На следующий день было воскресенье. Риккардо проснулся с тяжелой головой. Ему снились странные сны: он бежал за танцовщицей; бесчисленное множество дверей распахивалось перед ним и закрывалось снова; он старался поймать ее и сорвать с нее покрывало. Но она уклонялась, и каждый раз, как он настигал ее, развевающаяся шелковая ткань обвивалась вокруг его шеи, душила его. Преследовала все время барабанная дробь.

Сальваторе тоже, видимо, спал плохо: он явился к завтраку с опозданием и в молчаливом настроении. Не в духе был и Сицио Скарфи. Он постоянно подливал себе белого вина из стоявшего подле него графина и пил вино, не разбавляя его водой, как это принято у трезвых сицилийцев, а после завтрака, за кофе, выпил рюмку коньяку. Риккардо несколько раз старался встретиться с ним глазами, но Сицио быстро отводил взгляд.

- Что ты собираешься делать сегодня, малютка? - спросил он младшую дочь.

- Меня пригласила к себе Грация де Анжелис, папа. Сегодня день ее именин, и у них будет перевод.

- Сколько раз я говорил вам, чтобы вы не имели никаких дел с здешними сицилийцами, если не считать тех, кого я сам привожу сюда! - вспылил вдруг Сицио.

- Но Грация училась вместе с Аннунциатой, - мягко пояснила Джоконда.

- Что это за люди? Я ничего о них не знаю, - проворчал отец.

- Сам де Анжелис умер, остались синьора и 6paт ее, он служит в тунисском банке.

- Ну хорошо, хорошо, на этот раз беда невелика, но есть много сицилийцев, от которых надо держаться подальше. Осторожность никогда не мешает.

Сальваторе удивленно поднял брови, Джоконда смутилась, Аннунциата едва удерживалась, чтобы не расхохотаться.

Сицио Скарфи отодвинул стул и, перецеловав дочерей, вышел из комнаты.

- Не понимаю, что это с папой последнее время, - с гримасой заметила Аннунциата, присаживаясь на ручку кресла, в котором сидел брат. - Если папа будет сердитый, а Сальваторе - противный, то мы всех знакомых растеряем.

- Благодарю за комплимент, - отозвался Сальваторе, допивая свой коньяк. - По счастью, чужие сестры держатся иного мнения. Осторожнее! Ты перевернешь меня!

Решено было, что на этот день Риккардо остается на попечении Джоконды, но пока она кончала свои дела по хозяйству и одевалась, он прошел в комнату Сальваторе.

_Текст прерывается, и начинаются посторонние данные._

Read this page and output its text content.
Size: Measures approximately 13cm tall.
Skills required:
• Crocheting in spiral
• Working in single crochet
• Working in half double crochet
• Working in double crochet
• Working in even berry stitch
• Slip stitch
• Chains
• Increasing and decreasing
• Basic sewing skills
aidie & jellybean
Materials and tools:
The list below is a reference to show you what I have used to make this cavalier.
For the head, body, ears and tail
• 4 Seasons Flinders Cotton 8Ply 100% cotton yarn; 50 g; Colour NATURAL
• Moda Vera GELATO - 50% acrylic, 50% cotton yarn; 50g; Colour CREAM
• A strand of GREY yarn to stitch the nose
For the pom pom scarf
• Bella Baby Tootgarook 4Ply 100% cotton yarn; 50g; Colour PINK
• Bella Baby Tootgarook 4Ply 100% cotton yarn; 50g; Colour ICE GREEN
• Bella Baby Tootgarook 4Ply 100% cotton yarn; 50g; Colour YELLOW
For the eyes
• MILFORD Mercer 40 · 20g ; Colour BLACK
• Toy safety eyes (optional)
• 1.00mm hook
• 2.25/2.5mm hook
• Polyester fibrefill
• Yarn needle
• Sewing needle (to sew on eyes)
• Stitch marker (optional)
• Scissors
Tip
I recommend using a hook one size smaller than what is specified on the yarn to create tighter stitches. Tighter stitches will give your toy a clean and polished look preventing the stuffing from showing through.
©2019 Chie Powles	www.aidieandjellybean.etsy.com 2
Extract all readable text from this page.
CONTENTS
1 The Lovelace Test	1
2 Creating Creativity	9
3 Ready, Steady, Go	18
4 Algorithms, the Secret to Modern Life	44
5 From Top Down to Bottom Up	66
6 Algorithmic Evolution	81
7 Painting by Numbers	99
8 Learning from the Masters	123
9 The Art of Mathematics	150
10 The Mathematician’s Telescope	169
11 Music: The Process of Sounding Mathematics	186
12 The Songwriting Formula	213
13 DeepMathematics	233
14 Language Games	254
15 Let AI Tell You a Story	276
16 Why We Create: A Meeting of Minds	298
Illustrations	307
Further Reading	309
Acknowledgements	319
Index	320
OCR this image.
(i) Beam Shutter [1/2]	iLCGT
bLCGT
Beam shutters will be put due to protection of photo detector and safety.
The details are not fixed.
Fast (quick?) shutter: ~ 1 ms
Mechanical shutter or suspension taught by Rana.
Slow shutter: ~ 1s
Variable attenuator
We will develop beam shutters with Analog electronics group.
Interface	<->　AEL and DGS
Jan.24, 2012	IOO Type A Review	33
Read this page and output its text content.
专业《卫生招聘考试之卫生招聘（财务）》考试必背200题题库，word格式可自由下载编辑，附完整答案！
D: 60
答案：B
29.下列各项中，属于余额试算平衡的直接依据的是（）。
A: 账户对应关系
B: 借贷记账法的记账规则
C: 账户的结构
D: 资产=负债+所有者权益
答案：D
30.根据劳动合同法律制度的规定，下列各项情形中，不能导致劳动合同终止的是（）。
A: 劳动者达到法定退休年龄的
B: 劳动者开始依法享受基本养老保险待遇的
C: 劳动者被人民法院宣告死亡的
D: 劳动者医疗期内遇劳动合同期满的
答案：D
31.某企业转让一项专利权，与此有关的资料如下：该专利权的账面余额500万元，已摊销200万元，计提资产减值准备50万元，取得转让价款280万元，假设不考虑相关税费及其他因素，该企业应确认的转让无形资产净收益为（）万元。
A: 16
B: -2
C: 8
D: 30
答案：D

- Как чувствуешь себя? - спросил его купец. - Должно быть, это таки был гашиш - то, что ты курил. На непривычного человека он действует сильнейшим образом. Ты шатался как пьяный, когда мы вышли. Да, эта Мабрука - танцовщица неплохая. Есть в ней что-то особенное. Я не охотник до туземных танцев, вот хороший балет хоть каждый день готов смотреть. А знаешь, когда я старался привести тебя в чувство, она подошла к нам и заговорила со мной.

- Неужели?

- Да, задала мне кучу глупейших вопросов. Говорит по-французски. Любопытно - почему она закрывает лицо? Что она не первой молодости - это заметно. Должно быть, и некрасивая к тому же. Виданное ли дело - плясать с закрытым лицом. А сложена на диво. И какие у нее драгоценности! Я заметил в одном из ее браслетов изумруд величиной в орех. Она не уроженка Туниса, судя по ее говору. Али Хабиб сказал мне, что она богата, - надо думать, имеется богатый любовник.

Джоконда предложила Риккардо показать ему рынки, лавки, которые тесно, как пчелиные ячейки в сотах, поместились в самом центре квартала Медина. Риккардо рад был случаю поговорить со своей молчаливой кузиной. В этой сдержанной девушке было что-то, ему непонятное. По временам, когда она не следила за собой, на лице ее появлялось строгое и задумчивое выражение, которое не только возбуждало его любопытство но и, неизвестно почему, заставляло в душе его шевелиться рыцарские чувства.

В конце Церковной улицы, под сводами тюрьмы, Джоконда остановилась.

- Ты ничего не имеешь против того, чтобы мы зашли сюда на минуточку? - спросила она. - Я не могу пройти мимо, не давши чего-нибудь этим несчастным.

- Каким несчастным?

- Арестованным. - Она вынула кошелек и подошла к старой негритянке, с полной корзиной плоских булок сидевшей у пестро раскрашенной колонны.

Джоконда выбрала две булки, расплатилась и, кивнув двум неопрятным часовым, мирно беседовавшим, перешагнула порог.

Большая камера, расположенная фута на три ниже уровня улицы, была переполнена арабами, - все несчастными жалкими существами, оборванными и грязными. Двое-трое болтали и смеялись, несколько душ играло в карты. Остальные молча сидели на земляном полу, подтянув колени к подбородку и уставившись глазами в противоположную стену. Но как только показались чужеземцы, население камеры опрометью хлынуло к решетке, десятки рук замелькали в воздухе, хором заскулили молящие голоса.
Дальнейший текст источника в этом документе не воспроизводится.